Propagation is breeding a plant- taking a cutting from the stem or leaf, dividing the plant, or using their offsets. This allows you to use what you’ve already grown to bump up the plant count in your apartment. And luckily, it’s really easy! Let’s take a look at these methods.

Stem Cuttings – During the spring, your parent plant will be growing quickly. Find a stem that has grown recently and hasn’t flowered yet and cut off a 4-6 inch section. To prepare it for planting, remove the lower leaves and fill your new pot with well-draining soil. Make a small hole to plant the stem into, cover with soil, and water. Be sure to give the plant plenty of sun and water to help its growth! Cuttings usually take 6-8 weeks to root into a new pot.

Leaf Cuttings – Find a plant with nice large leaves to propagate through leaf cuttings. Cut a leaf from the parent plant at the base of its stem. Split the leaf into a few even pieces. Plant these pieces with the leaf veins pointing up and down and about half the leaf piece sticking out from the soil. Give the newly planted leaves a good watering before covering with a plastic bag and set in the sun. These cuttings also take between 6-8 weeks to root.

Dividing Plants – I find this method to be the easiest, and works great with plants that have already grown fairly big.
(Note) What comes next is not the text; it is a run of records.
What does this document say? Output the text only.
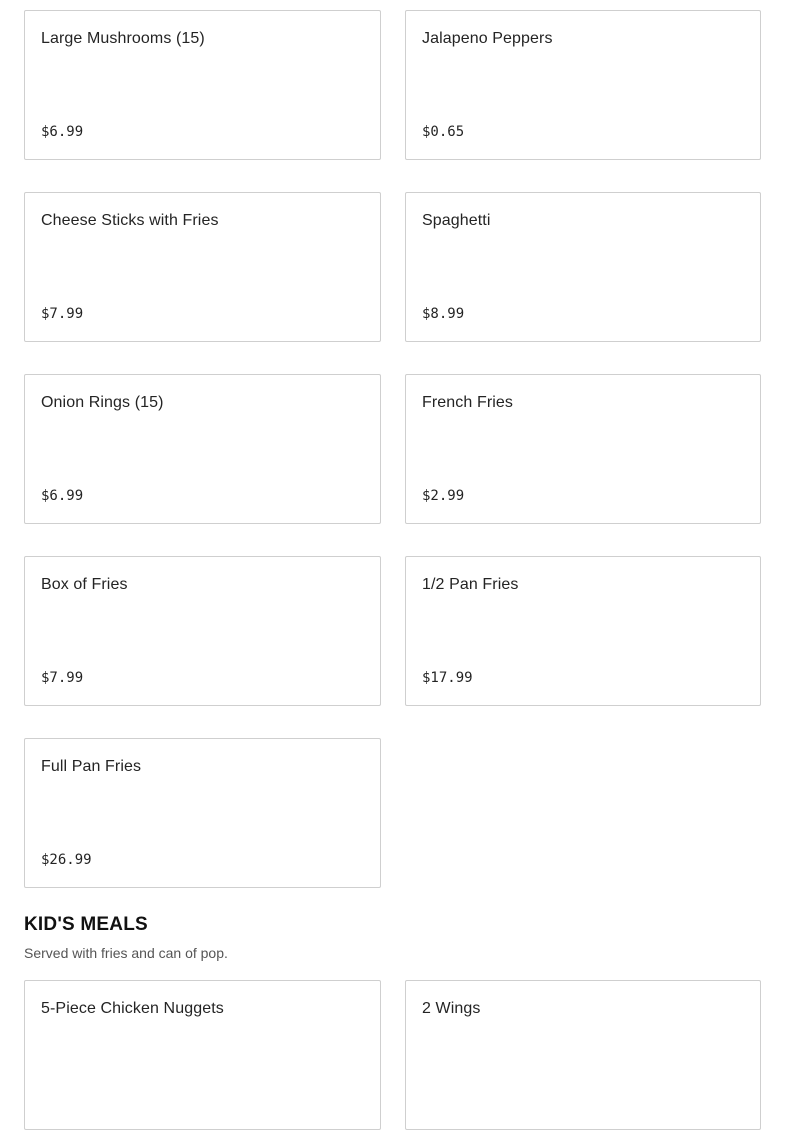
Large Mushrooms (15)
$6.99
Jalapeno Peppers
$0.65
Cheese Sticks with Fries
$7.99
Spaghetti
$8.99
Onion Rings (15)
$6.99
French Fries
$2.99
Box of Fries
$7.99
1/2 Pan Fries
$17.99
Full Pan Fries
$26.99
KID'S MEALS

Served with fries and can of pop.

5-Piece Chicken Nuggets	2 Wings
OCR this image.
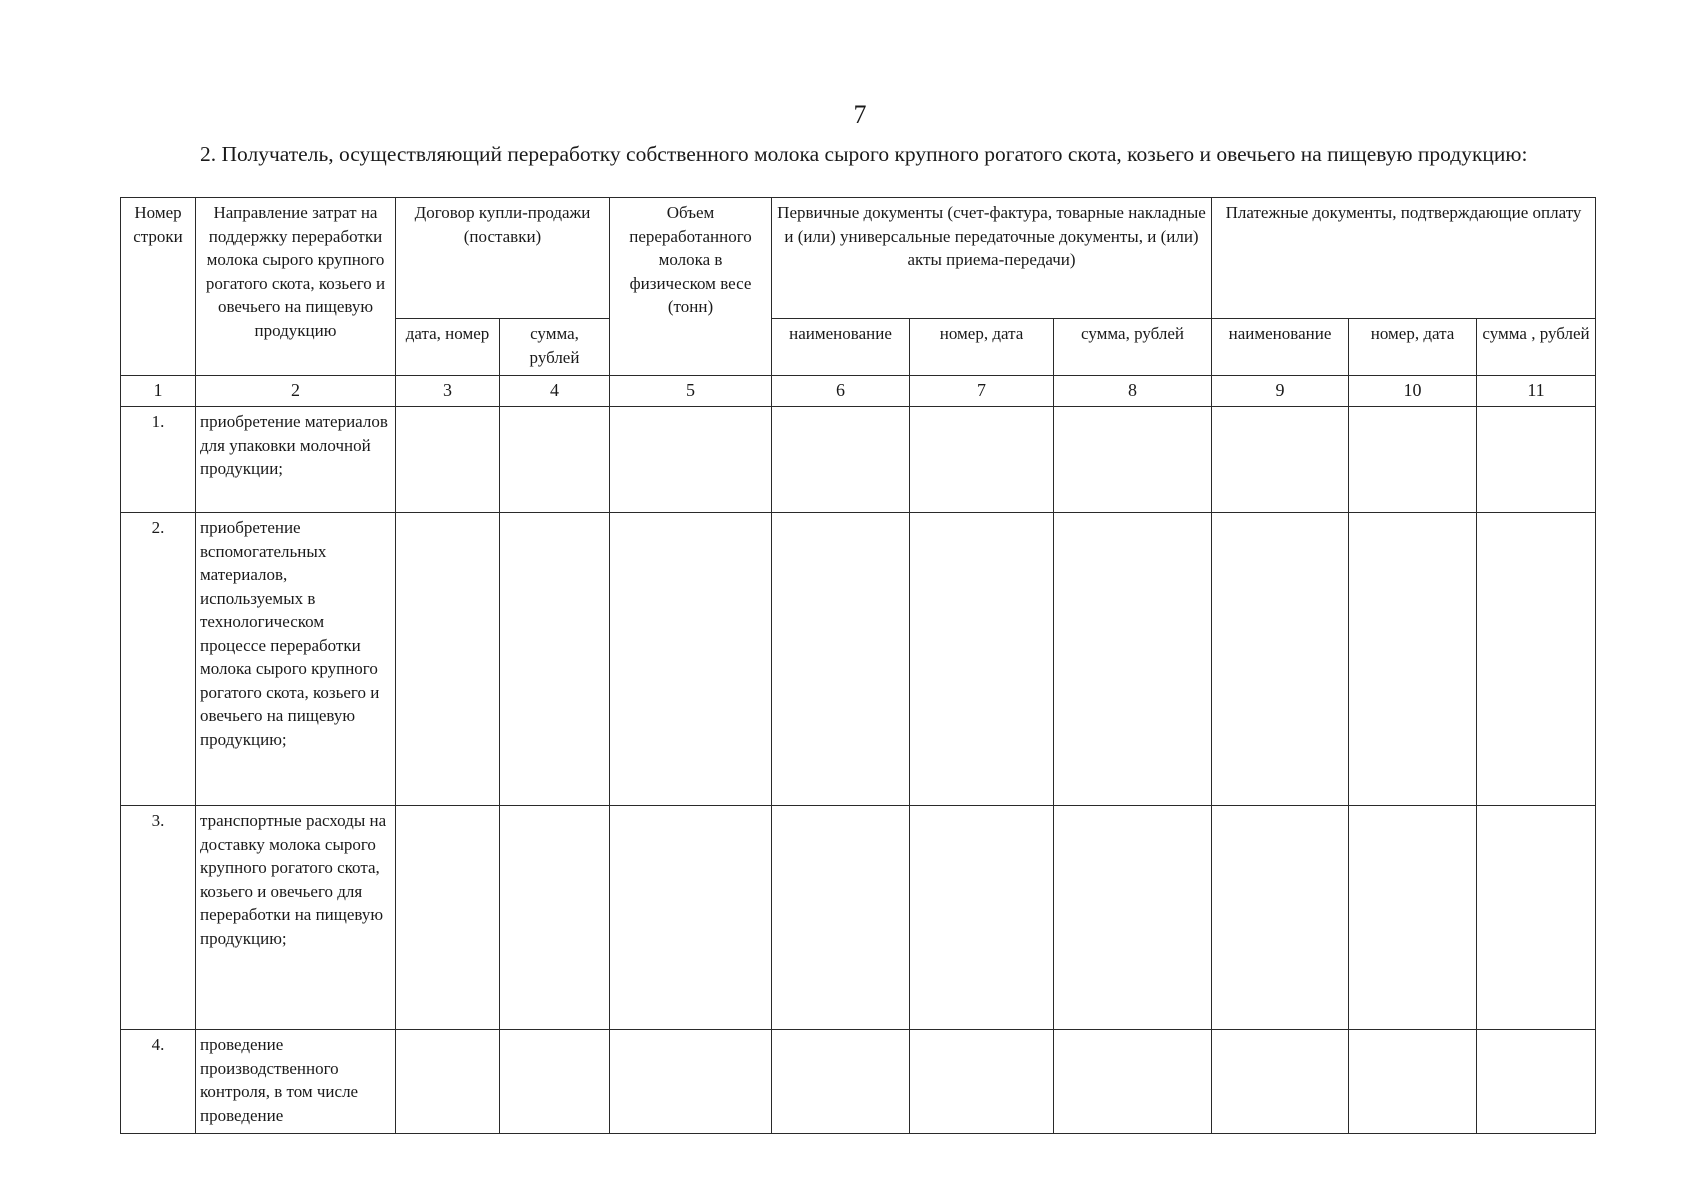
7
2. Получатель, осуществляющий переработку собственного молока сырого крупного рогатого скота, козьего и овечьего на пищевую продукцию:
Номер строки	Направление затрат на поддержку переработки молока сырого крупного рогатого скота, козьего и овечьего на пищевую продукцию	Договор купли-продажи (поставки)		Объем переработанного молока в физическом весе (тонн)	Первичные документы (счет-фактура, товарные накладные и (или) универсальные передаточные документы, и (или) акты приема-передачи)			Платежные документы, подтверждающие оплату		
		дата, номер	сумма, рублей		наименование	номер, дата	сумма, рублей	наименование	номер, дата	сумма , рублей
1	2	3	4	5	6	7	8	9	10	11
1.	приобретение материалов для упаковки молочной продукции;									
2.	приобретение вспомогательных материалов, используемых в технологическом процессе переработки молока сырого крупного рогатого скота, козьего и овечьего на пищевую продукцию;									
3.	транспортные расходы на доставку молока сырого крупного рогатого скота, козьего и овечьего для переработки на пищевую продукцию;									
4.	проведение производственного контроля, в том числе проведение									
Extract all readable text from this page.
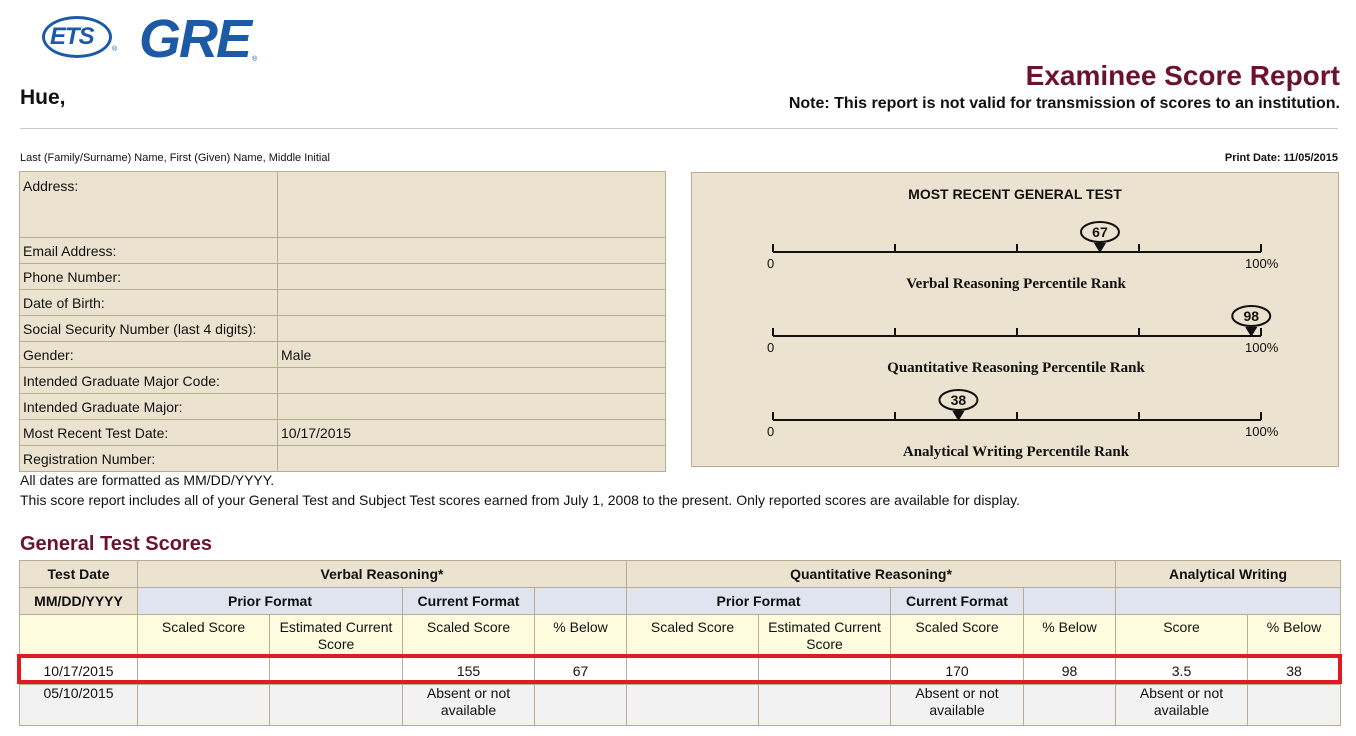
ETS	® GRE ®
Hue,
Examinee Score Report
Note: This report is not valid for transmission of scores to an institution.
Last (Family/Surname) Name, First (Given) Name, Middle Initial	Print Date: 11/05/2015
Address:	
Email Address:	
Phone Number:	
Date of Birth:	
Social Security Number (last 4 digits):	
Gender:	Male
Intended Graduate Major Code:	
Intended Graduate Major:	
Most Recent Test Date:	10/17/2015
Registration Number:	
All dates are formatted as MM/DD/YYYY.
This score report includes all of your General Test and Subject Test scores earned from July 1, 2008 to the present. Only reported scores are available for display.
MOST RECENT GENERAL TEST
0	100%
Verbal Reasoning Percentile Rank
67
0	100%
Quantitative Reasoning Percentile Rank
98
0	100%
Analytical Writing Percentile Rank
38
General Test Scores
Test Date	Verbal Reasoning*				Quantitative Reasoning*				Analytical Writing	
MM/DD/YYYY	Prior Format		Current Format		Prior Format		Current Format			
	Scaled Score	Estimated Current Score	Scaled Score	% Below	Scaled Score	Estimated Current Score	Scaled Score	% Below	Score	% Below
10/17/2015			155	67			170	98	3.5	38
05/10/2015			Absent or not available				Absent or not available		Absent or not available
Remove the entire parent plant from its pot to take a look at the roots. Taking a look at the plant and roots, find a good segment where you can physically pull the roots apart. Try to keep as many of the roots intact as possible, massage them apart if the roots are having trouble dividing. Once they are apart, they are ready to be potted!

Offsets – This is the smaller growth that comes up around the stem of the plants. To remove an offset, you’ll want to be sure that it is at least one third the size of the full plant you are removing it from. Remove the entire plant from its pot and using a knife cut the offset you’ve chosen to plant. Be careful to not remove any of the roots or cut into the parent plant. Once the offset is removed, the parent plant is ready to be planted back in its pot. Plant the offset by covering only the very bottom of the cutting. These usually root quickest between 3-6 weeks.

Another great way to propagate is to pick up any little plant cuttings, leaves, or pups you find! You can find potential plants in friend’s yards, on the floor of a nursery, or even in the cracks of the sidewalk. Bring them home to give them a chance to grow! It’s also a great way to work out your green thumb without breaking the bank.